I’m not sure exactly yet how to let her go, but I think the first step is to recognize my need to do so. Saying that and actually doing it are two entirely different things. This loss is one that will haunt me for the rest of my life, there’s no getting around it or forgetting her. I’m always going to be dealing with the fact that she died and making it through life, knowing she’s not there with me. If I get married, I’m going to cry down the aisle because I wish she could be there. If I have a child, I’m going to cry because I wish she could be a grandmother to my child(ren) and that she could give me more of the wisdom she gave over the years. This isn’t something that will simply go away just because I can’t bear the pain anymore, yet I can’t hold onto something that’s already lost.

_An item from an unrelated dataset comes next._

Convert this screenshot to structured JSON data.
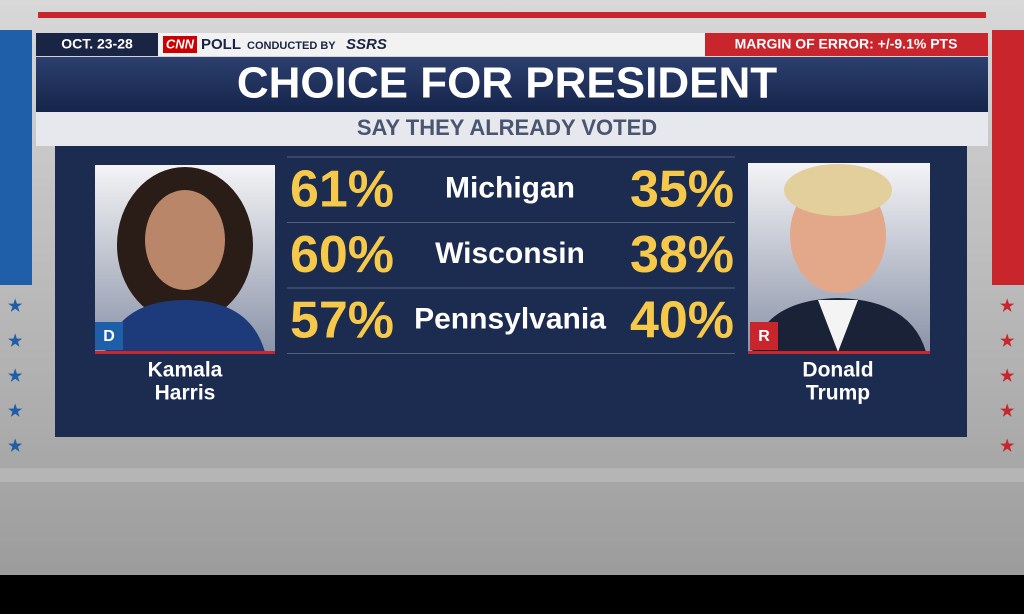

I think one thing that may help myself and others dealing with loss is to not focus on the hurt that followed the loss, but rather the joy we had when they were here. We can use the good of the past as an example of how to work for the good of the future, the future of ourselves and others. Three thousand, five hundred and sixty days. Nine years, eight months, and twenty-eight days. That’s how long I had with my mother. Those were my good days. It feels like every day since then has descended into a pit of darkness. When I think of those days, she’s there. There’s closeness, love, and pure joy. I think of her smile, her bright eyes, and her compassion for others. I think of how good all of those things were, but then I come back to reality and the present day and I cannot begin to explain the contrast. Pretty soon I will have lived longer without my mother than I did with. I always wish I had more time that I often forget I had enough time. I had enough time to know her and her love. I had enough time to know the lasting impact she’d have on my life, even in her absence. I had enough time with her to learn the lessons I needed to at that time. I had enough time with her to know she loved her family more than anything. She gave her all to us. All of her love, all of her time, and all of her talent. She used all three in glorifying God, and of course He came first for her, but she used those qualities in raising up her family to glorify God. She was selfless. I was young when she passed, but she had such a huge impact on my life that it was worth remembering. The joy I receive from reminiscing on these things can be a driving force and an inspiration for the kind of person I wish to be. This is finding the good while in the midst of pain. I’m continually struggling with living this out, and I know she wasn’t perfect, but it’s okay because I’m far from perfect too. I want to remember the past, I want to remember her as an example for someone I can strive to be, even if she’s not here to see it herself.